Potenza, tensione e dimensioni: i dettagli che contano davvero
Quel valore di 80W/cm non è semplicemente un numero indicato su un’etichetta. Si tratta dell’intensità della luce UV, fondamentale per far indurire inchiostri, rivestimenti e adesivi a velocità di produzione elevate. Abbassando la potenza rispetto alla velocità di produzione, si rischia di ottenere risultati negativi: adesioni deboli, superfici appiccicose e prodotti difettosi.
Anche la tensione è importante: deve essere compatibile con il sistema di alimentazione e di accensione della macchina. Se non è così, la lampada avrà difficoltà ad accendersi, lampeggerà e fornirà un’emissione UV instabile. Per quanto riguarda la lunghezza della lampada, essa deve essere tale da permettere alla zona di irradiazione UV di colpire esattamente il punto in cui avviene la polimerizzazione. Se la lunghezza non è appropriata, i bordi del materiale non riceveranno l’esposizione necessaria.
Materiali di alta qualità: quarzo, mercurio e base R7s
Utilizziamo un involucro in quarzo, poiché permette alla luce UV di passare senza interferenze e riesce a resistere ai cambiamenti termici legati ai cicli di accensione/spegnimento. Il vapore di mercurio, invece, fornisce uno spettro UV completo, utile per attivare i fotoinizianti presenti negli inchiostri più comuni.

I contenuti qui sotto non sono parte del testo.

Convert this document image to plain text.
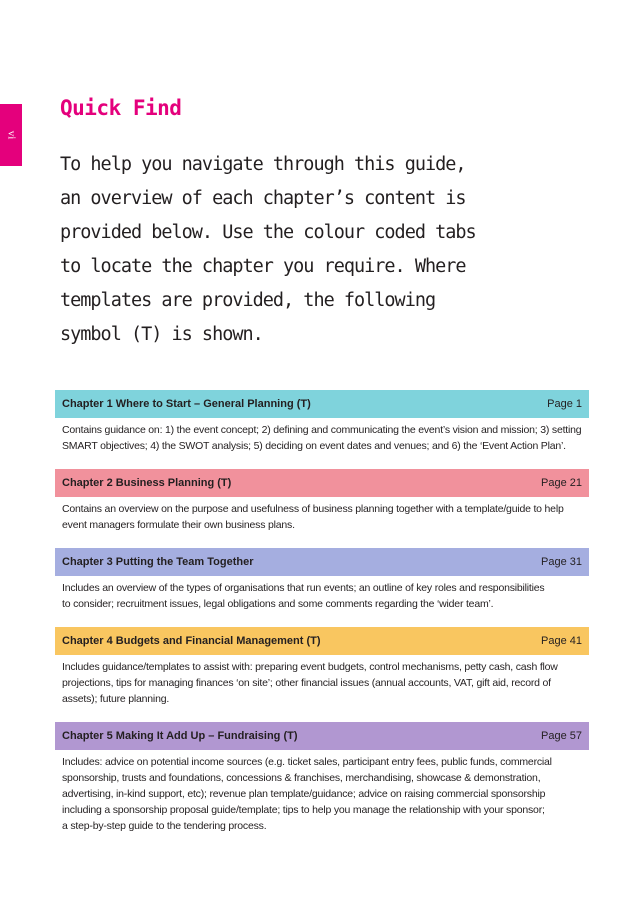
vi
Quick Find
To help you navigate through this guide,
an overview of each chapter’s content is
provided below. Use the colour coded tabs
to locate the chapter you require. Where
templates are provided, the following
symbol (T) is shown.
Chapter 1 Where to Start – General Planning (T)	Page 1
Contains guidance on: 1) the event concept; 2) defining and communicating the event’s vision and mission; 3) setting
SMART objectives; 4) the SWOT analysis; 5) deciding on event dates and venues; and 6) the ‘Event Action Plan’.
Chapter 2 Business Planning (T)	Page 21
Contains an overview on the purpose and usefulness of business planning together with a template/guide to help
event managers formulate their own business plans.
Chapter 3 Putting the Team Together	Page 31
Includes an overview of the types of organisations that run events; an outline of key roles and responsibilities
to consider; recruitment issues, legal obligations and some comments regarding the ‘wider team’.
Chapter 4 Budgets and Financial Management (T)	Page 41
Includes guidance/templates to assist with: preparing event budgets, control mechanisms, petty cash, cash flow
projections, tips for managing finances ‘on site’; other financial issues (annual accounts, VAT, gift aid, record of
assets); future planning.
Chapter 5 Making It Add Up – Fundraising (T)	Page 57
Includes: advice on potential income sources (e.g. ticket sales, participant entry fees, public funds, commercial
sponsorship, trusts and foundations, concessions & franchises, merchandising, showcase & demonstration,
advertising, in-kind support, etc); revenue plan template/guidance; advice on raising commercial sponsorship
including a sponsorship proposal guide/template; tips to help you manage the relationship with your sponsor;
a step-by-step guide to the tendering process.
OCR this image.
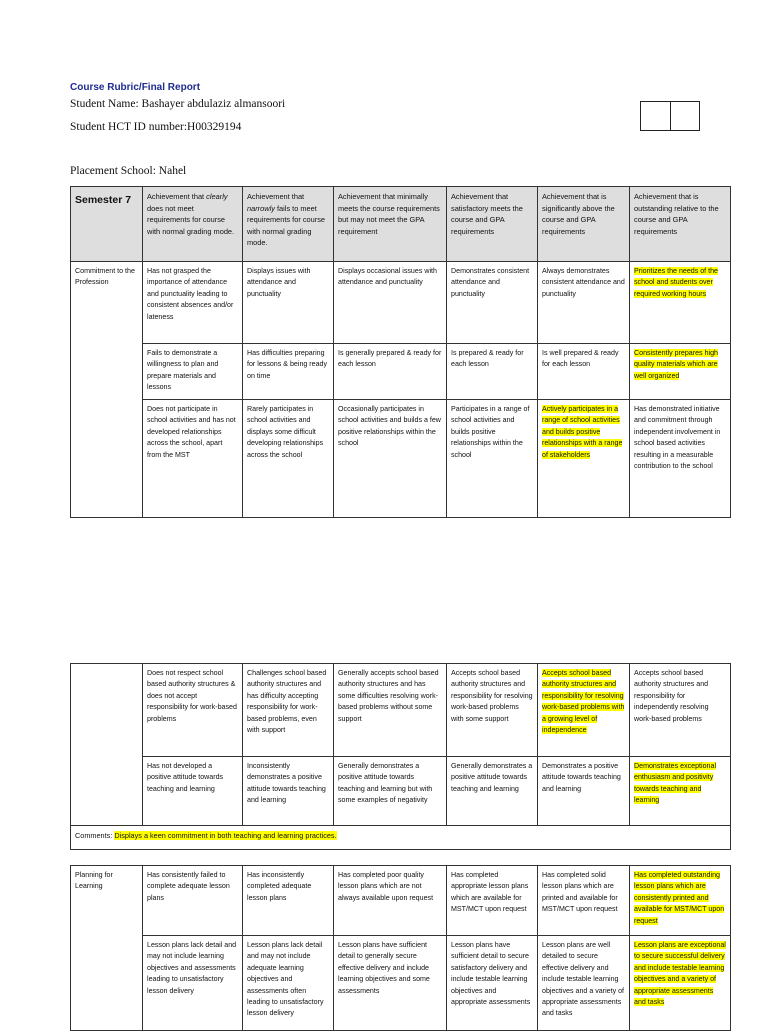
Course Rubric/Final Report
Student Name: Bashayer abdulaziz almansoori
Student HCT ID number:H00329194
Placement School: Nahel
Semester 7	Achievement that clearly does not meet requirements for course with normal grading mode.	Achievement that narrowly fails to meet requirements for course with normal grading mode.	Achievement that minimally meets the course requirements but may not meet the GPA requirement	Achievement that satisfactory meets the course and GPA requirements	Achievement that is significantly above the course and GPA requirements	Achievement that is outstanding relative to the course and GPA requirements
Commitment to the Profession	Has not grasped the importance of attendance and punctuality leading to consistent absences and/or lateness	Displays issues with attendance and punctuality	Displays occasional issues with attendance and punctuality	Demonstrates consistent attendance and punctuality	Always demonstrates consistent attendance and punctuality	Prioritizes the needs of the school and students over required working hours
	Fails to demonstrate a willingness to plan and prepare materials and lessons	Has difficulties preparing for lessons & being ready on time	Is generally prepared & ready for each lesson	Is prepared & ready for each lesson	Is well prepared & ready for each lesson	Consistently prepares high quality materials which are well organized
	Does not participate in school activities and has not developed relationships across the school, apart from the MST	Rarely participates in school activities and displays some difficult developing relationships across the school	Occasionally participates in school activities and builds a few positive relationships within the school	Participates in a range of school activities and builds positive relationships within the school	Actively participates in a range of school activities and builds positive relationships with a range of stakeholders	Has demonstrated initiative and commitment through independent involvement in school based activities resulting in a measurable contribution to the school
	Does not respect school based authority structures & does not accept responsibility for work-based problems	Challenges school based authority structures and has difficulty accepting responsibility for work-based problems, even with support	Generally accepts school based authority structures and has some difficulties resolving work-based problems without some support	Accepts school based authority structures and responsibility for resolving work-based problems with some support	Accepts school based authority structures and responsibility for resolving work-based problems with a growing level of independence	Accepts school based authority structures and responsibility for independently resolving work-based problems
	Has not developed a positive attitude towards teaching and learning	Inconsistently demonstrates a positive attitude towards teaching and learning	Generally demonstrates a positive attitude towards teaching and learning but with some examples of negativity	Generally demonstrates a positive attitude towards teaching and learning	Demonstrates a positive attitude towards teaching and learning	Demonstrates exceptional enthusiasm and positivity towards teaching and learning
Comments: Displays a keen commitment in both teaching and learning practices.						
Planning for Learning	Has consistently failed to complete adequate lesson plans	Has inconsistently completed adequate lesson plans	Has completed poor quality lesson plans which are not always available upon request	Has completed appropriate lesson plans which are available for MST/MCT upon request	Has completed solid lesson plans which are printed and available for MST/MCT upon request	Has completed outstanding lesson plans which are consistently printed and available for MST/MCT upon request
	Lesson plans lack detail and may not include learning objectives and assessments leading to unsatisfactory lesson delivery	Lesson plans lack detail and may not include adequate learning objectives and assessments often leading to unsatisfactory lesson delivery	Lesson plans have sufficient detail to generally secure effective delivery and include learning objectives and some assessments	Lesson plans have sufficient detail to secure satisfactory delivery and include testable learning objectives and appropriate assessments	Lesson plans are well detailed to secure effective delivery and include testable learning objectives and a variety of appropriate assessments and tasks	Lesson plans are exceptional to secure successful delivery and include testable learning objectives and a variety of appropriate assessments and tasks
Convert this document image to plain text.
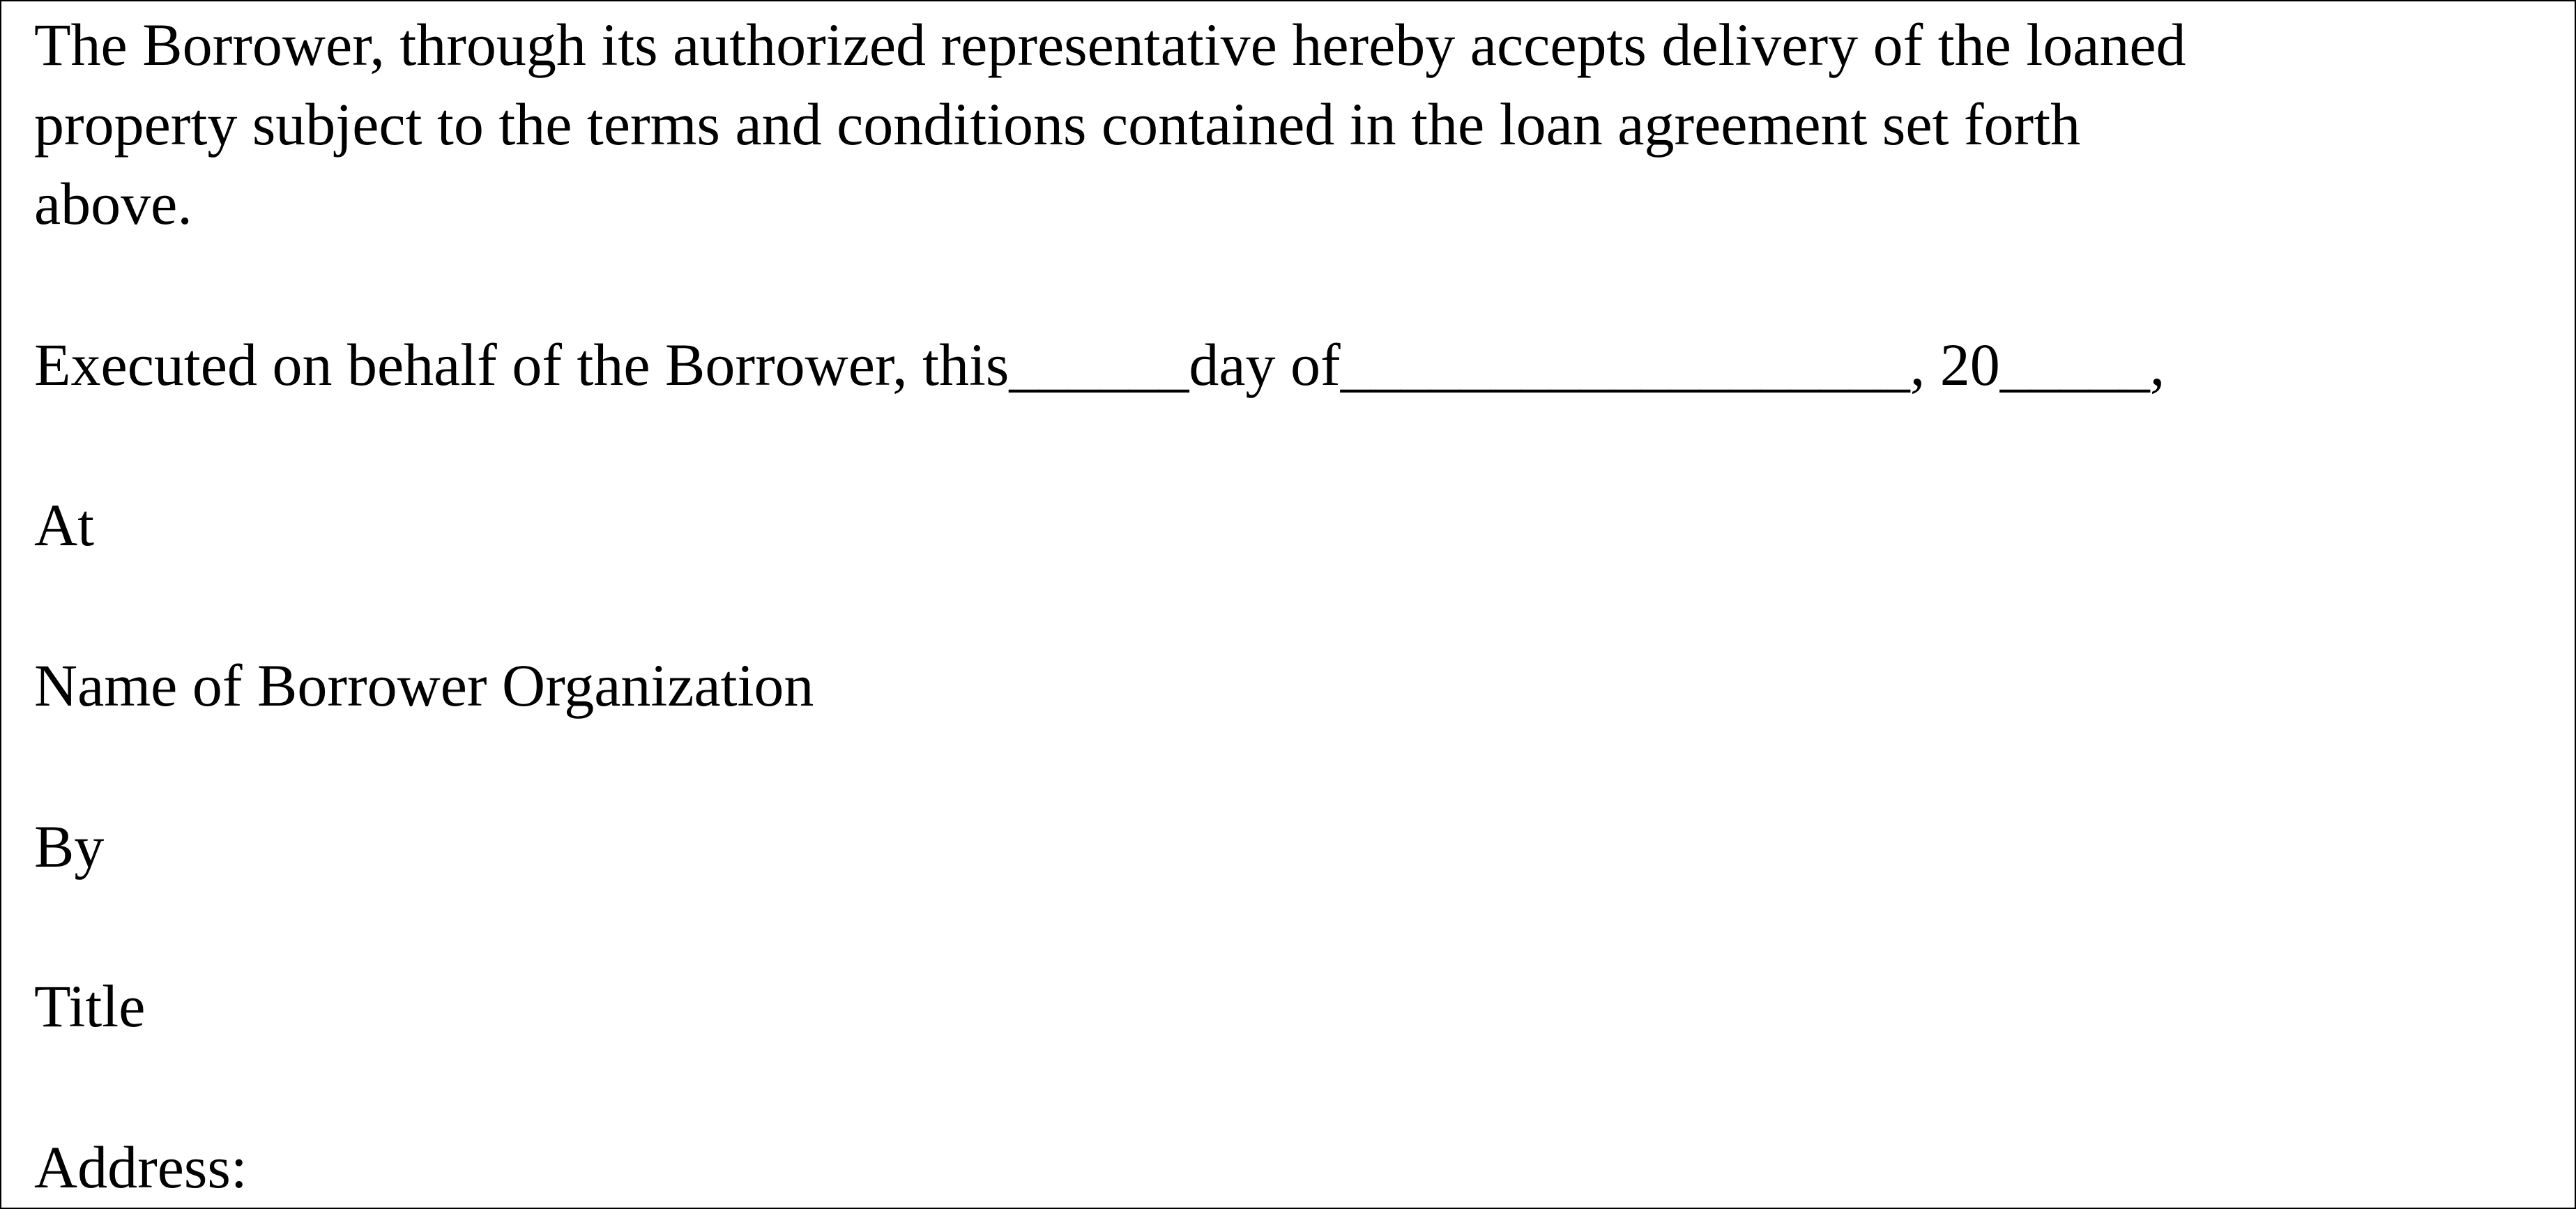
The Borrower, through its authorized representative hereby accepts delivery of the loaned

property subject to the terms and conditions contained in the loan agreement set forth

above.

Executed on behalf of the Borrower, this______day of___________________, 20_____,

At

Name of Borrower Organization

By

Title

Address:
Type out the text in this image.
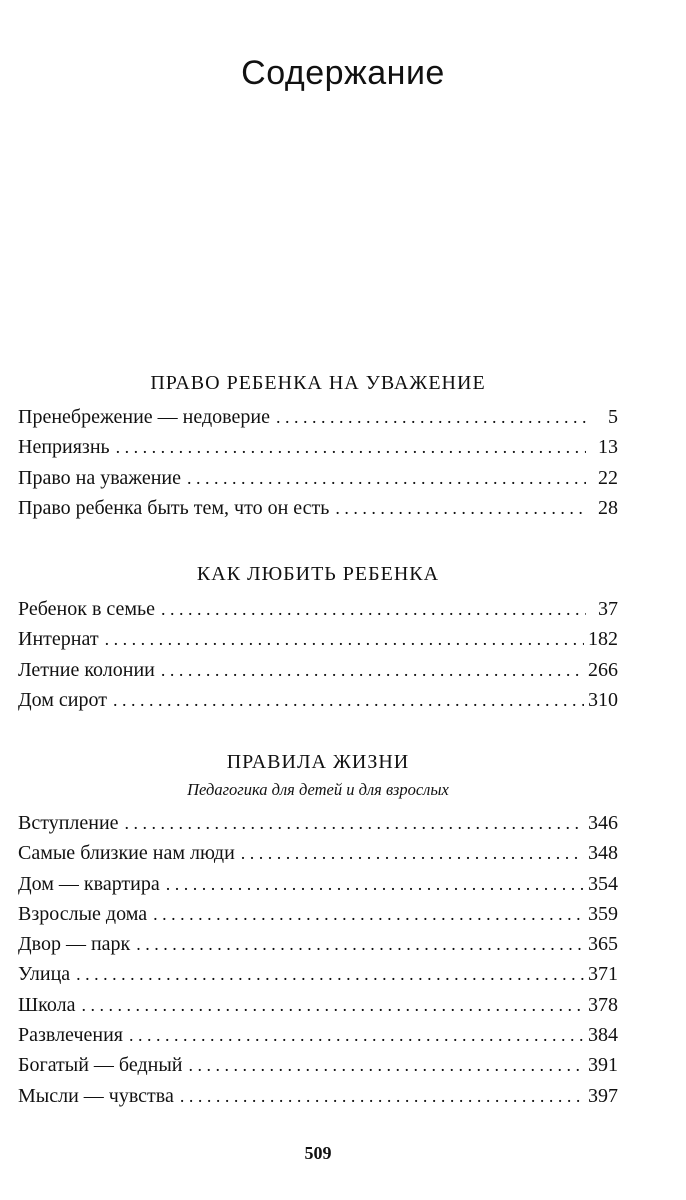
Содержание
ПРАВО РЕБЕНКА НА УВАЖЕНИЕ
Пренебрежение — недоверие . . .	5
Неприязнь . . .	13
Право на уважение . . .	22
Право ребенка быть тем, что он есть . . .	28
КАК ЛЮБИТЬ РЕБЕНКА
Ребенок в семье . . .	37
Интернат . . .	182
Летние колонии . . .	266
Дом сирот . . .	310
ПРАВИЛА ЖИЗНИ
Педагогика для детей и для взрослых
Вступление . . .	346
Самые близкие нам люди . . .	348
Дом — квартира . . .	354
Взрослые дома . . .	359
Двор — парк . . .	365
Улица . . .	371
Школа . . .	378
Развлечения . . .	384
Богатый — бедный . . .	391
Мысли — чувства . . .	397
509
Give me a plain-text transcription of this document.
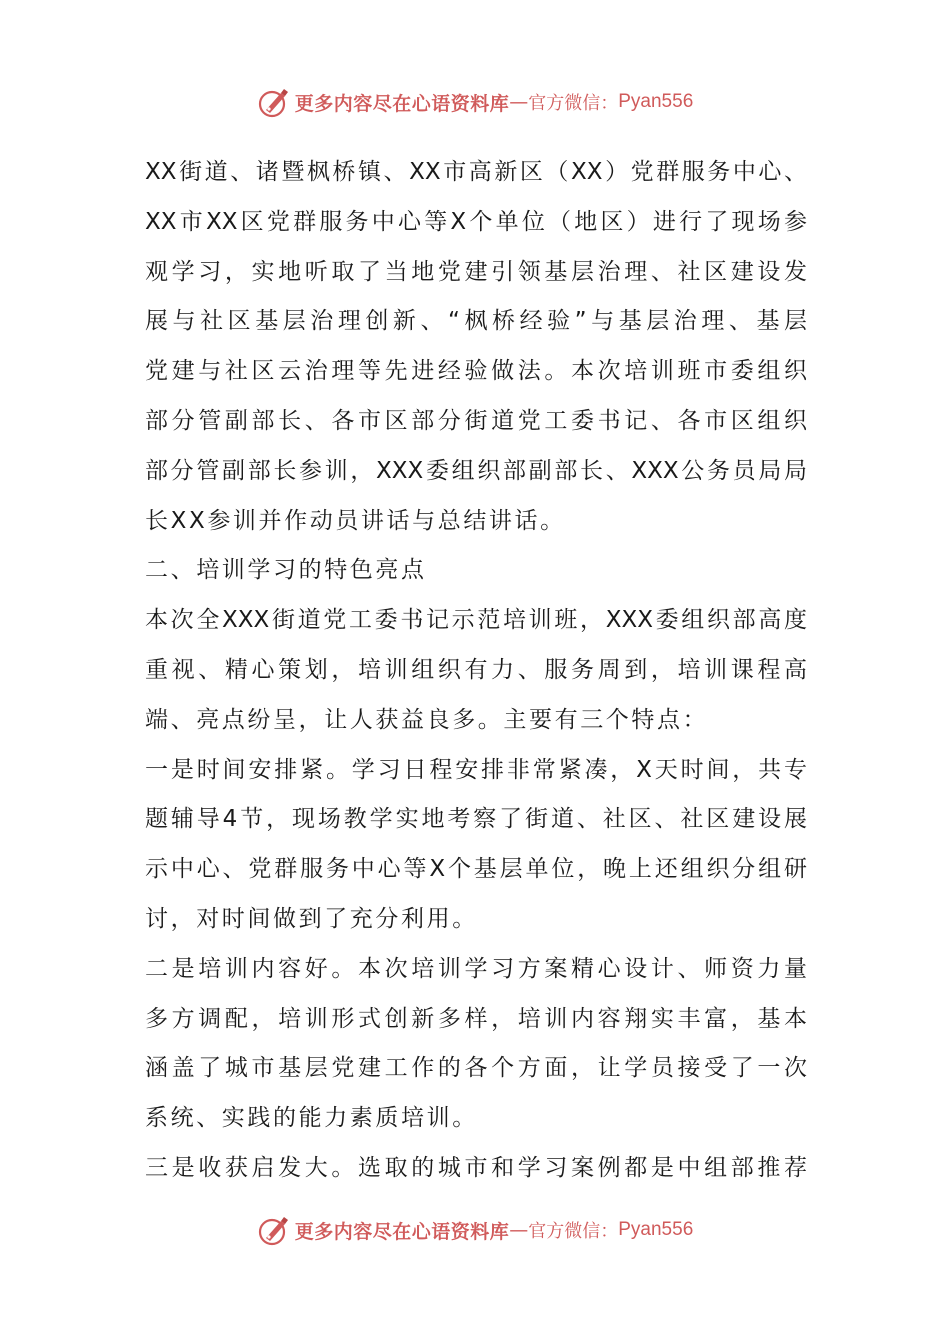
更多内容尽在心语资料库 — 官方微信： Pyan556
XX街道、诸暨枫桥镇、XX市高新区（XX）党群服务中心、
XX市XX区党群服务中心等X个单位（地区）进行了现场参
观学习，实地听取了当地党建引领基层治理、社区建设发
展与社区基层治理创新、“枫桥经验”与基层治理、基层
党建与社区云治理等先进经验做法。本次培训班市委组织
部分管副部长、各市区部分街道党工委书记、各市区组织
部分管副部长参训，XXX委组织部副部长、XXX公务员局局
长XX参训并作动员讲话与总结讲话。
二、培训学习的特色亮点
本次全XXX街道党工委书记示范培训班，XXX委组织部高度
重视、精心策划，培训组织有力、服务周到，培训课程高
端、亮点纷呈，让人获益良多。主要有三个特点：
一是时间安排紧。学习日程安排非常紧凑，X天时间，共专
题辅导4节，现场教学实地考察了街道、社区、社区建设展
示中心、党群服务中心等X个基层单位，晚上还组织分组研
讨，对时间做到了充分利用。
二是培训内容好。本次培训学习方案精心设计、师资力量
多方调配，培训形式创新多样，培训内容翔实丰富，基本
涵盖了城市基层党建工作的各个方面，让学员接受了一次
系统、实践的能力素质培训。
三是收获启发大。选取的城市和学习案例都是中组部推荐
更多内容尽在心语资料库 — 官方微信： Pyan556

La base R7s non è stata scelta a caso: si tratta di un connettore lineare a due pin standardizzato, che mantiene la lampada salda al suo posto e assicura un contatto elettrico stabile, anche quando la macchina vibra. In questo modo si riducono i microarc e le zone surriscaldate, due problemi tipici delle lampade UV ad alta potenza.
Vantaggi pratici: tempo di funzionamento elevato, ripetibilità, nessuna rallentamento
Nelle linee di stampa o di finissaggio tessile, ciò che conta davvero è il tempo di funzionamento elevato e la ripetibilità dei risultati. Questa lampada garantisce un’emissione UV costante, utile per far indurire inchiostri, rivestimenti e stratificazioni, senza danneggiare il substrato. Il risultato è un controllo preciso sulla qualità dei prodotti, con tempi di produzione più rapidi e meno prodotti difettosi.
Ma c’è un aspetto importante da considerare: 80W/cm genera molto calore. La macchina deve disporre di un sistema di raffreddamento adeguato. Altrimenti, la lampada si surriscalderà, l’emissione UV diminuirà e la durata della lampada sarà ridotta. Pensateci come a un componente intercambiabile: assicuratevi soltanto che il sistema di raffreddamento sia adeguato.